If you have it that's great, but if you don't Jekyll is a really really good way to learn!
All you need to know is how to get to a command line (the terminal on a Mac)! Don't worry if you don't know much about the command line.
If you'd like to follow along, install Jekyll and build the example site I've provided. (If you don't want to follow along that's cool too, you can just skip this):
Install Jekyll using the command line, with the instructions on this page. (Questions? Ping me on slack @astrid
!)
Go to the repo, click Clone or download
and copy the URL, then clone it locally on the command line or in the Github GUI. This will download all the working files you'll need.
After installing, go to your terminal and go to the repo folder.
For example, on my machine I keep all repos in a folder called GitHub
and I get to this repo like this:
$ cd ~/GitHub/ail_jekyll
Once you're in the folder, list the contents.
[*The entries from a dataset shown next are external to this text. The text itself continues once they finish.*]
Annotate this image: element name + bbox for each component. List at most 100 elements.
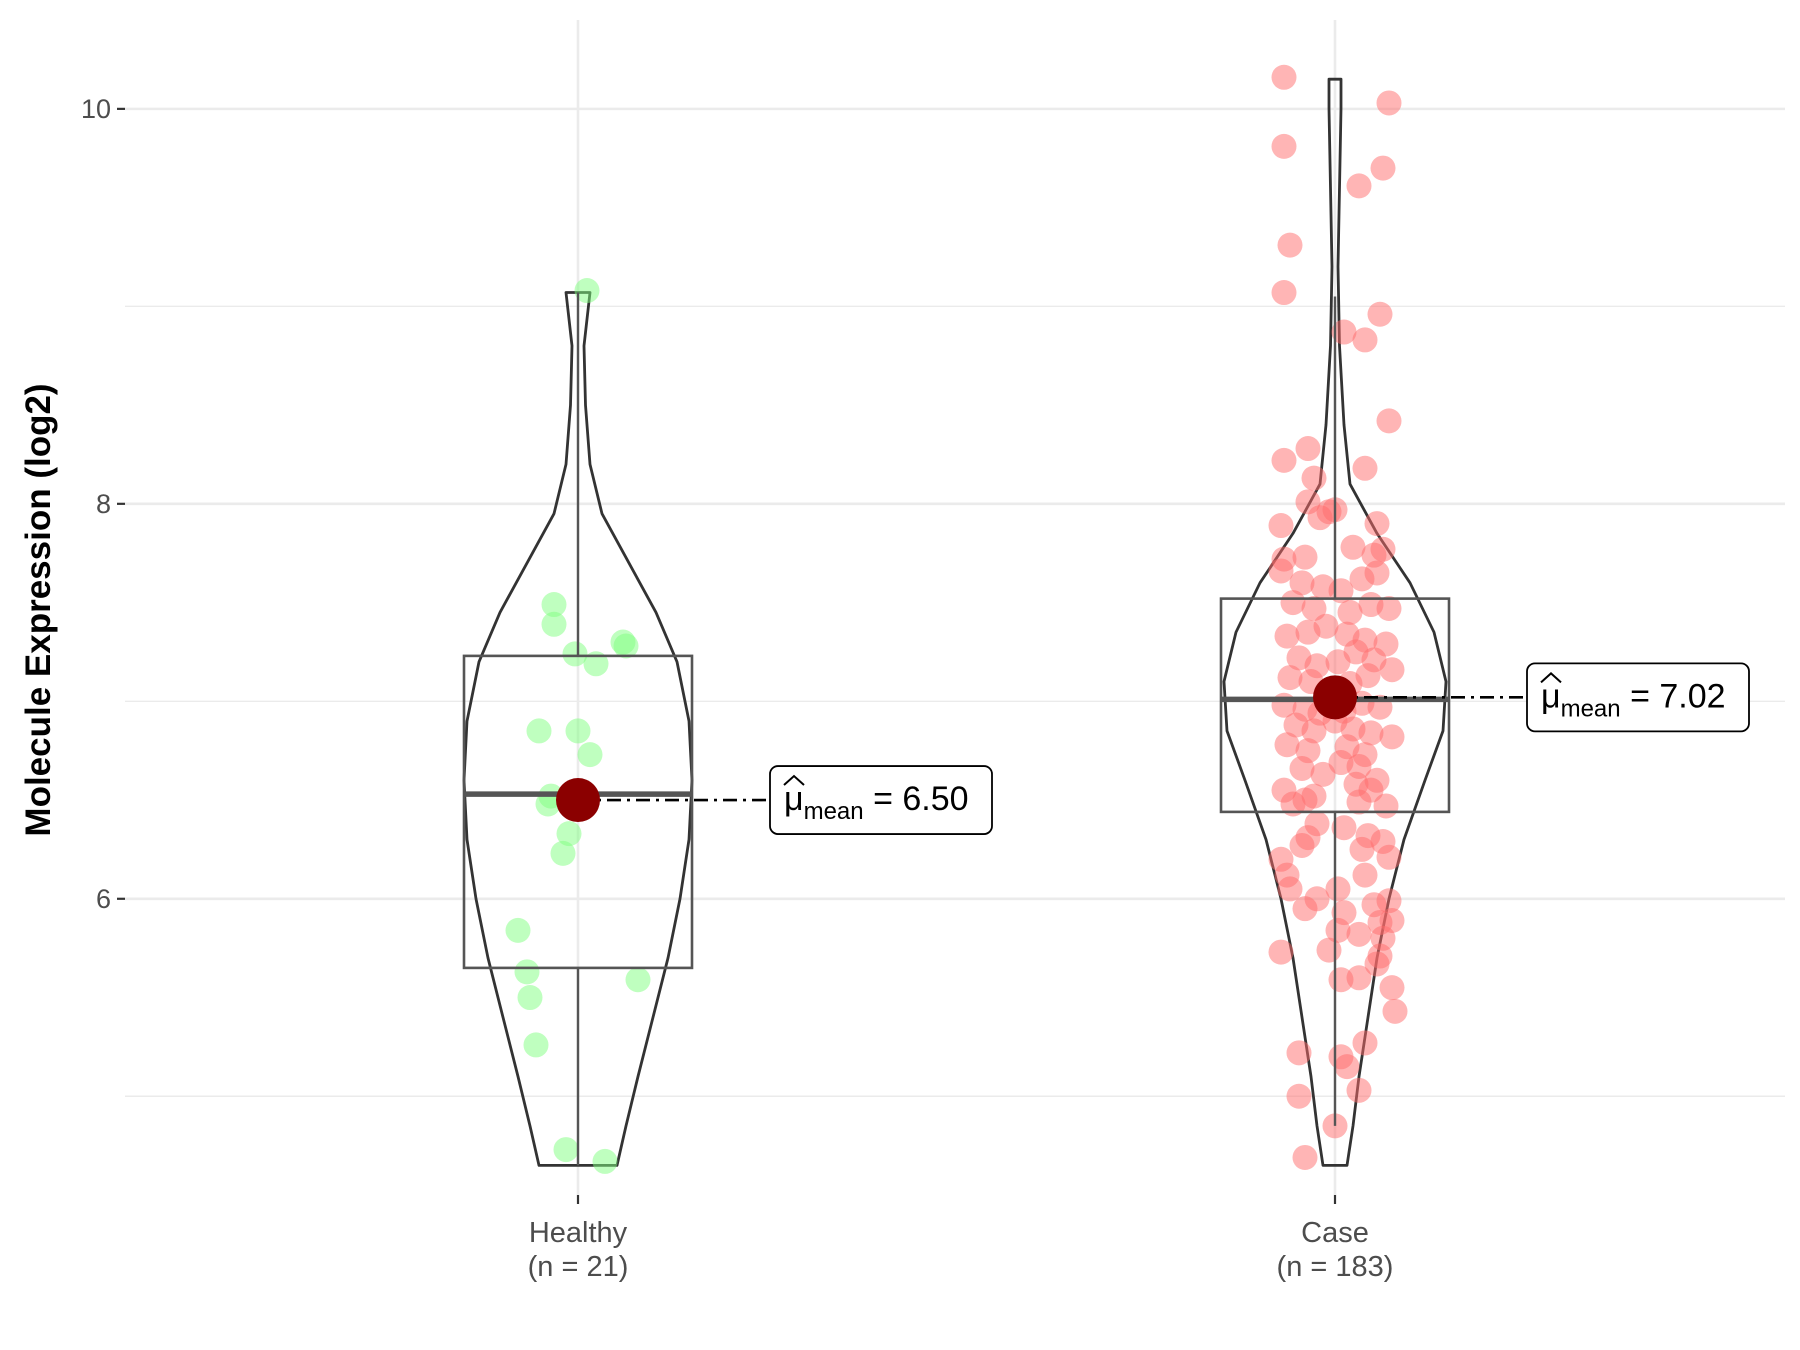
data-point <box>574 278 600 304</box>
grid <box>125 20 1785 1195</box>
data-point <box>583 651 609 677</box>
data-point <box>1376 844 1402 870</box>
data-point <box>1289 570 1315 596</box>
y-axis-title: Molecule Expression (log2) <box>19 383 58 836</box>
data-point <box>1346 1077 1372 1103</box>
data-point <box>1376 408 1402 434</box>
data-point <box>1382 998 1408 1024</box>
data-point <box>1346 173 1372 199</box>
data-point <box>1274 732 1300 758</box>
mean-point <box>556 778 600 823</box>
mean-label: μmean = 6.50 <box>784 780 969 825</box>
data-point <box>1286 1040 1312 1066</box>
data-point <box>1277 232 1303 258</box>
data-point <box>1340 534 1366 560</box>
data-point <box>1367 301 1393 327</box>
data-point <box>625 967 651 993</box>
data-point <box>1292 896 1318 922</box>
data-point <box>1289 755 1315 781</box>
data-point <box>1376 888 1402 914</box>
mean-point <box>1313 675 1357 720</box>
mean-label-box <box>769 765 993 835</box>
data-point <box>1346 789 1372 815</box>
y-tick-label: 6 <box>96 884 111 914</box>
x-category-count: (n = 183) <box>1277 1251 1394 1283</box>
data-point <box>514 959 540 985</box>
data-point <box>1352 455 1378 481</box>
data-point <box>1376 595 1402 621</box>
mu-hat <box>783 774 805 786</box>
data-point <box>1271 280 1297 306</box>
data-point <box>1277 665 1303 691</box>
data-point <box>505 917 531 943</box>
data-point <box>1301 465 1327 491</box>
data-point <box>1355 663 1381 689</box>
mean-label-box <box>1526 662 1750 733</box>
data-point <box>1313 613 1339 639</box>
data-point <box>553 1137 579 1163</box>
data-point <box>1370 155 1396 181</box>
box <box>462 654 694 970</box>
data-point <box>1346 921 1372 947</box>
data-point <box>1352 327 1378 353</box>
data-point <box>1325 917 1351 943</box>
data-point <box>1292 544 1318 570</box>
data-point <box>1310 761 1336 787</box>
data-point <box>1271 447 1297 473</box>
data-point <box>1376 90 1402 116</box>
data-point <box>1364 951 1390 977</box>
data-points <box>505 64 1408 1174</box>
mu-hat <box>1540 672 1562 684</box>
data-point <box>556 821 582 847</box>
y-tick-label: 8 <box>96 489 111 519</box>
x-category-count: (n = 21) <box>528 1251 629 1283</box>
mean-markers: μmean = 6.50 μmean = 7.02 <box>556 662 1750 835</box>
data-point <box>1316 937 1342 963</box>
data-point <box>1328 967 1354 993</box>
y-tick-label: 10 <box>81 94 111 124</box>
data-point <box>1334 1054 1360 1080</box>
data-point <box>1280 590 1306 616</box>
data-point <box>1286 1083 1312 1109</box>
data-point <box>1379 657 1405 683</box>
data-point <box>1307 505 1333 531</box>
data-point <box>1274 623 1300 649</box>
data-point <box>1337 599 1363 625</box>
data-point <box>523 1032 549 1058</box>
mean-label: μmean = 7.02 <box>1541 677 1726 722</box>
data-point <box>577 742 603 768</box>
data-point <box>1268 513 1294 539</box>
data-point <box>1325 876 1351 902</box>
data-point <box>1271 64 1297 90</box>
data-point <box>1331 319 1357 345</box>
data-point <box>613 633 639 659</box>
violin-healthy <box>462 291 694 1167</box>
data-point <box>1379 724 1405 750</box>
data-point <box>562 641 588 667</box>
data-point <box>1277 876 1303 902</box>
data-point <box>550 840 576 866</box>
data-point <box>1379 975 1405 1001</box>
data-point <box>1331 815 1357 841</box>
data-point <box>1370 536 1396 562</box>
box <box>1219 597 1451 814</box>
data-point <box>1352 1030 1378 1056</box>
x-category-label: Healthy <box>529 1217 628 1249</box>
data-point <box>565 718 591 744</box>
data-point <box>1289 832 1315 858</box>
data-point <box>1292 1144 1318 1170</box>
data-point <box>1271 133 1297 159</box>
data-point <box>535 791 561 817</box>
data-point <box>1358 720 1384 746</box>
data-point <box>517 985 543 1011</box>
x-category-label: Case <box>1301 1217 1369 1249</box>
data-point <box>1268 558 1294 584</box>
data-point <box>526 718 552 744</box>
data-point <box>1268 939 1294 965</box>
data-point <box>592 1148 618 1174</box>
data-point <box>541 592 567 618</box>
data-point <box>1301 595 1327 621</box>
data-point <box>1364 511 1390 537</box>
data-point <box>1295 436 1321 462</box>
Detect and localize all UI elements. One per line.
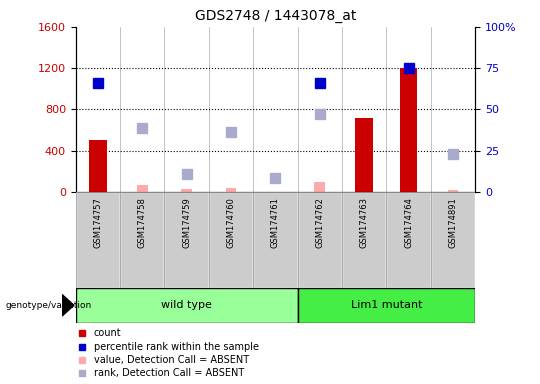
Bar <box>314 182 325 192</box>
Bar <box>137 185 147 192</box>
Bar <box>400 68 417 192</box>
Bar <box>164 192 209 288</box>
Bar <box>226 188 237 192</box>
Text: count: count <box>93 328 121 338</box>
Text: percentile rank within the sample: percentile rank within the sample <box>93 341 259 352</box>
Bar <box>209 192 253 288</box>
Bar <box>431 192 475 288</box>
Bar <box>387 192 431 288</box>
Title: GDS2748 / 1443078_at: GDS2748 / 1443078_at <box>195 9 356 23</box>
Bar <box>253 192 298 288</box>
Bar <box>76 288 298 323</box>
Text: GSM174764: GSM174764 <box>404 197 413 248</box>
Text: wild type: wild type <box>161 300 212 310</box>
Polygon shape <box>62 295 74 316</box>
Text: GSM174758: GSM174758 <box>138 197 147 248</box>
Text: GSM174759: GSM174759 <box>182 197 191 248</box>
Text: GSM174762: GSM174762 <box>315 197 325 248</box>
Bar <box>342 192 387 288</box>
Text: GSM174757: GSM174757 <box>93 197 102 248</box>
Text: Lim1 mutant: Lim1 mutant <box>350 300 422 310</box>
Bar <box>298 192 342 288</box>
Bar <box>120 192 164 288</box>
Text: GSM174891: GSM174891 <box>449 197 457 248</box>
Text: rank, Detection Call = ABSENT: rank, Detection Call = ABSENT <box>93 368 244 379</box>
Text: GSM174763: GSM174763 <box>360 197 369 248</box>
Bar <box>76 192 120 288</box>
Text: GSM174760: GSM174760 <box>226 197 235 248</box>
Bar <box>355 118 373 192</box>
Bar <box>298 288 475 323</box>
Bar <box>181 189 192 192</box>
Text: value, Detection Call = ABSENT: value, Detection Call = ABSENT <box>93 355 249 365</box>
Bar <box>89 141 107 192</box>
Text: GSM174761: GSM174761 <box>271 197 280 248</box>
Bar <box>448 190 458 192</box>
Text: genotype/variation: genotype/variation <box>5 301 92 310</box>
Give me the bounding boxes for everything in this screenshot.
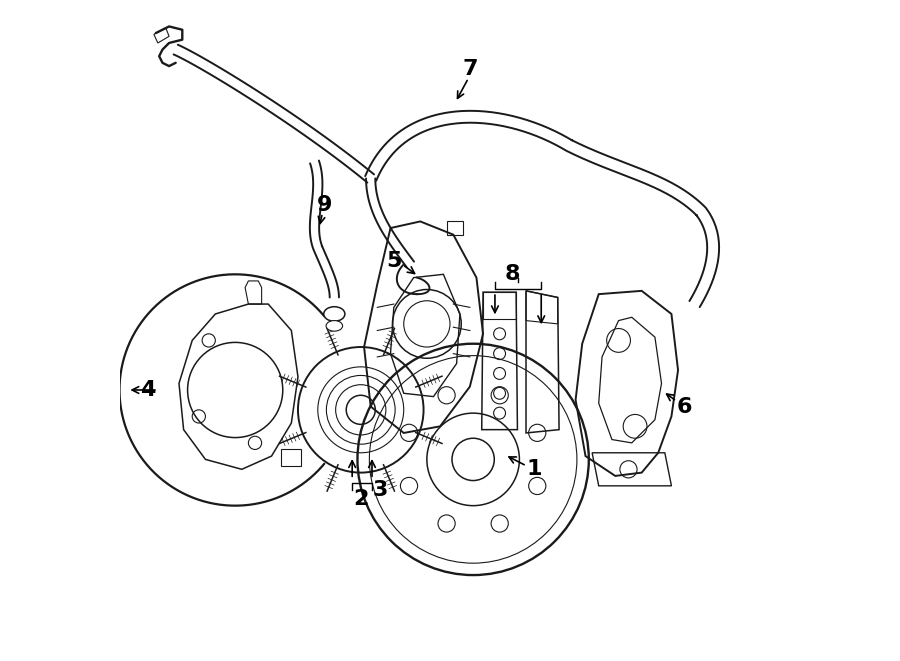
Text: 5: 5 bbox=[386, 251, 401, 271]
Ellipse shape bbox=[326, 321, 343, 331]
Text: 2: 2 bbox=[353, 489, 368, 509]
Ellipse shape bbox=[324, 307, 345, 321]
Text: 8: 8 bbox=[505, 264, 520, 284]
Text: 7: 7 bbox=[462, 59, 478, 79]
Text: 1: 1 bbox=[526, 459, 542, 479]
Text: 3: 3 bbox=[373, 481, 388, 500]
Text: 4: 4 bbox=[140, 380, 156, 400]
Text: 6: 6 bbox=[677, 397, 692, 416]
Text: 9: 9 bbox=[317, 195, 332, 215]
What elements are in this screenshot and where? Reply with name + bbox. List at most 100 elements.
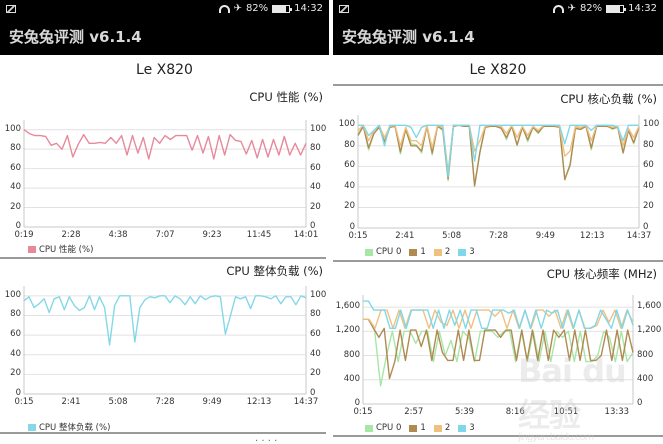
legend-swatch: [365, 248, 373, 256]
legend-swatch: [458, 248, 467, 256]
device-name: Le X820: [469, 62, 527, 78]
y-axis-tick-left: 60: [10, 329, 21, 340]
section-divider: [0, 257, 326, 259]
y-axis-tick-left: 0: [349, 222, 355, 232]
y-axis-tick-left: 0: [354, 398, 360, 408]
legend-label: CPU 0: [376, 247, 402, 257]
legend-label: 3: [469, 423, 475, 433]
legend-item[interactable]: CPU 0: [365, 423, 401, 433]
legend-swatch: [433, 248, 442, 256]
cpu-core-load-chart: 0 0 20 20 40 40 60 60 80 80 100 100 0:15 2:41 5:08 7:28…: [333, 110, 663, 260]
y-axis-tick-right: 80: [310, 309, 321, 320]
y-axis-tick-right: 800: [637, 349, 654, 360]
y-axis-tick-right: 40: [310, 182, 321, 193]
x-axis-tick: 12:13: [246, 397, 272, 407]
legend-label: 2: [444, 247, 451, 257]
status-bar: ✈ 82% 14:32: [333, 0, 663, 19]
screen-gap: [329, 0, 333, 444]
legend-swatch: [409, 248, 418, 256]
chart-title-cpu-core-freq: CPU 核心频率 (MHz): [546, 267, 657, 281]
x-axis-tick: 2:41: [395, 231, 415, 241]
device-name: Le X820: [136, 62, 193, 78]
legend-item[interactable]: CPU 0: [365, 247, 401, 257]
x-axis-tick: 2:57: [404, 407, 424, 417]
y-axis-tick-left: 1,600: [335, 301, 360, 312]
legend-item[interactable]: CPU 性能 (%): [28, 243, 93, 255]
y-axis-tick-left: 80: [10, 309, 21, 320]
battery-percent: 82%: [245, 3, 269, 14]
cpu-total-load-chart: 0 0 20 20 40 40 60 60 80 80 100 100 0:15 2:41 5:08 7:28…: [0, 284, 329, 434]
y-axis-tick-left: 20: [10, 201, 21, 212]
x-axis-tick: 11:45: [246, 230, 272, 240]
x-axis-tick: 8:16: [505, 407, 525, 417]
y-axis-tick-left: 0: [15, 388, 21, 398]
x-axis-tick: 2:41: [61, 397, 81, 407]
y-axis-tick-right: 60: [310, 329, 321, 340]
legend-label: 1: [420, 247, 426, 257]
chart-title-cpu-total-load: CPU 整体负载 (%): [226, 264, 323, 278]
legend-item[interactable]: 1: [409, 247, 426, 257]
legend-label: CPU 性能 (%): [39, 245, 94, 255]
status-bar: ✈ 82% 14:32: [0, 0, 329, 19]
y-axis-tick-right: 80: [310, 143, 321, 154]
x-axis-tick: 4:38: [108, 230, 128, 240]
series-line: [363, 318, 634, 380]
y-axis-tick-right: 40: [643, 180, 654, 191]
y-axis-tick-right: 0: [643, 222, 649, 232]
y-axis-tick-right: 1,600: [637, 301, 662, 312]
legend-item[interactable]: CPU 整体负载 (%): [28, 421, 110, 433]
x-axis-tick: 0:15: [353, 407, 373, 417]
legend-item[interactable]: 3: [458, 423, 475, 433]
y-axis-tick-right: 0: [310, 221, 316, 231]
legend-label: 1: [420, 423, 426, 433]
legend-item[interactable]: 2: [433, 247, 451, 257]
series-line: [363, 300, 634, 329]
y-axis-tick-right: 20: [310, 201, 321, 212]
chart-title-cpu-perf: CPU 性能 (%): [249, 90, 323, 104]
y-axis-tick-left: 40: [10, 182, 21, 193]
x-axis-tick: 9:49: [202, 397, 222, 407]
x-axis-tick: 7:07: [155, 230, 175, 240]
legend-item[interactable]: 2: [433, 423, 450, 433]
y-axis-tick-left: 100: [4, 123, 21, 134]
y-axis-tick-left: 800: [343, 349, 360, 360]
legend-item[interactable]: 1: [409, 423, 426, 433]
battery-icon: [606, 4, 627, 13]
chart-legend: CPU 0 1 2 3: [365, 247, 479, 257]
legend-label: CPU 整体负载 (%): [39, 423, 111, 433]
clock: 14:32: [294, 3, 323, 14]
x-axis-tick: 9:49: [535, 231, 555, 241]
y-axis-tick-right: 1,200: [637, 325, 662, 336]
wifi-icon: [552, 4, 564, 13]
cpu-perf-chart: 0 0 20 20 40 40 60 60 80 80 100 100 0:19 2:28 4:38 7:07…: [0, 110, 329, 260]
app-title: 安兔兔评测 v6.1.4: [333, 19, 663, 55]
x-axis-tick: 0:19: [14, 230, 34, 240]
y-axis-tick-left: 20: [10, 368, 21, 379]
y-axis-tick-right: 100: [310, 123, 327, 134]
y-axis-tick-left: 100: [4, 289, 21, 300]
x-axis-tick: 2:28: [61, 230, 81, 240]
x-axis-tick: 9:23: [202, 230, 222, 240]
series-line: [23, 129, 307, 160]
y-axis-tick-right: 400: [637, 373, 654, 384]
x-axis-tick: 14:37: [293, 397, 319, 407]
chart-title-cpu-core-load: CPU 核心负载 (%): [560, 92, 657, 106]
y-axis-tick-left: 80: [10, 143, 21, 154]
y-axis-tick-right: 100: [310, 289, 327, 300]
chart-plot-area: [357, 115, 640, 229]
chart-legend: CPU 性能 (%): [28, 243, 97, 255]
y-axis-tick-left: 100: [338, 119, 355, 130]
y-axis-tick-right: 60: [643, 160, 654, 171]
legend-item[interactable]: 3: [458, 247, 475, 257]
y-axis-tick-left: 60: [344, 160, 355, 171]
chart-plot-area: [23, 286, 307, 395]
x-axis-tick: 12:13: [579, 231, 605, 241]
app-title: 安兔兔评测 v6.1.4: [0, 19, 329, 55]
y-axis-tick-right: 0: [637, 398, 643, 408]
chart-legend: CPU 0 1 2 3: [365, 423, 479, 433]
section-divider: [333, 84, 663, 86]
y-axis-tick-right: 20: [310, 368, 321, 379]
image-notification-icon: [339, 5, 349, 13]
y-axis-tick-right: 0: [310, 388, 316, 398]
legend-swatch: [458, 424, 467, 432]
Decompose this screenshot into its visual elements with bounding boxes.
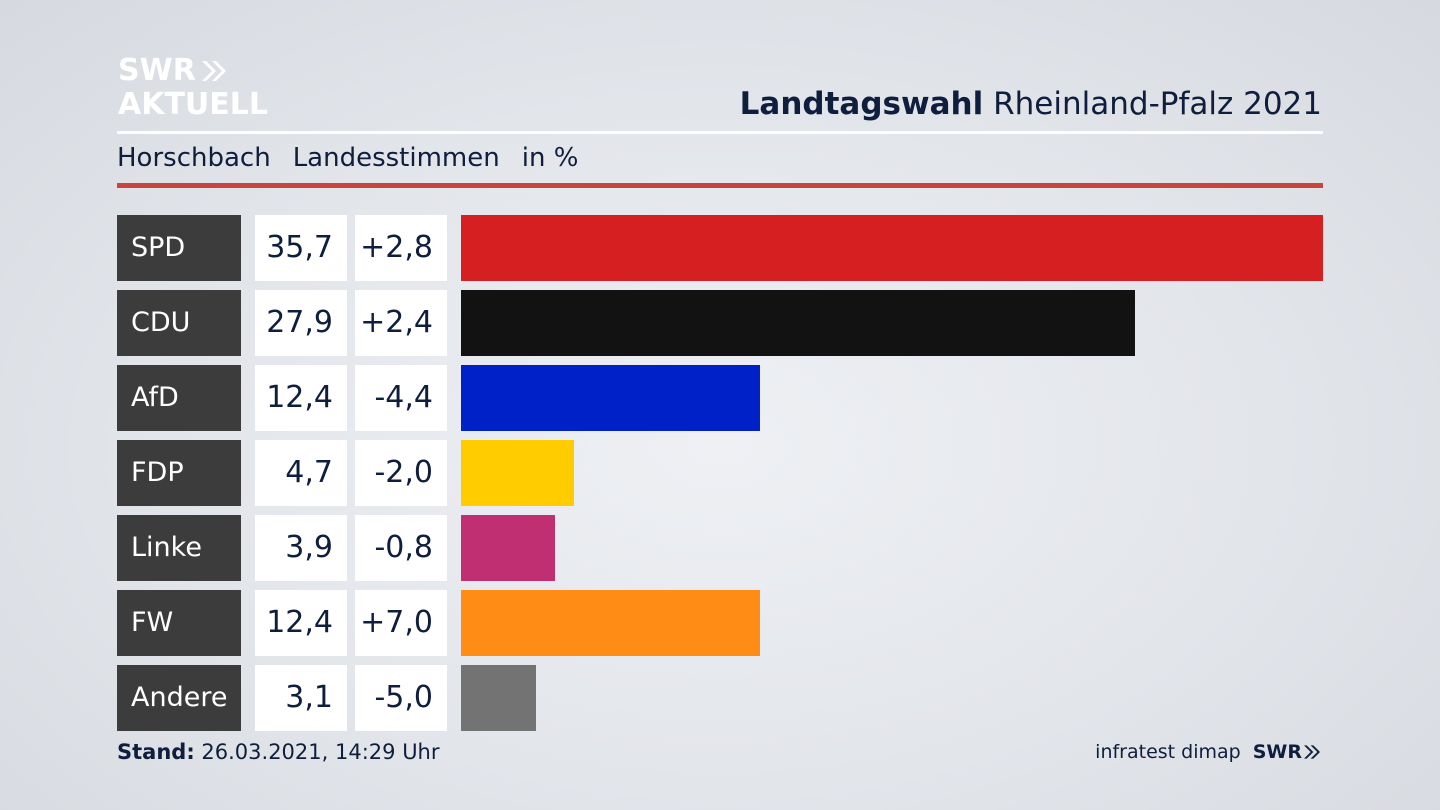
party-label: FW bbox=[117, 590, 241, 656]
vote-share-label: 3,1 bbox=[255, 665, 347, 731]
vote-share-label: 35,7 bbox=[255, 215, 347, 281]
timestamp-value: 26.03.2021, 14:29 Uhr bbox=[201, 740, 440, 764]
party-label: AfD bbox=[117, 365, 241, 431]
change-label: -4,4 bbox=[355, 365, 447, 431]
party-label: SPD bbox=[117, 215, 241, 281]
title-rest: Rheinland-Pfalz 2021 bbox=[993, 86, 1322, 122]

Everything is in a folder called docs/
:
$ ls
README.md docs
Navigate to the docs folder:
$ cd docs/
Then, build and run the site:
$ bundle exec jekyll serve
When the site's ready these lines will print:
Server address: http://127.0.0.1:4000/
Server running... press ctrl-c to stop.
Open a web browser, and go to the URL localhost:4000
. Voila!
As you make changes in a text editor and save them, Jekyll will automatically rebuild your site. Just refresh the page when it's finished to see your changes.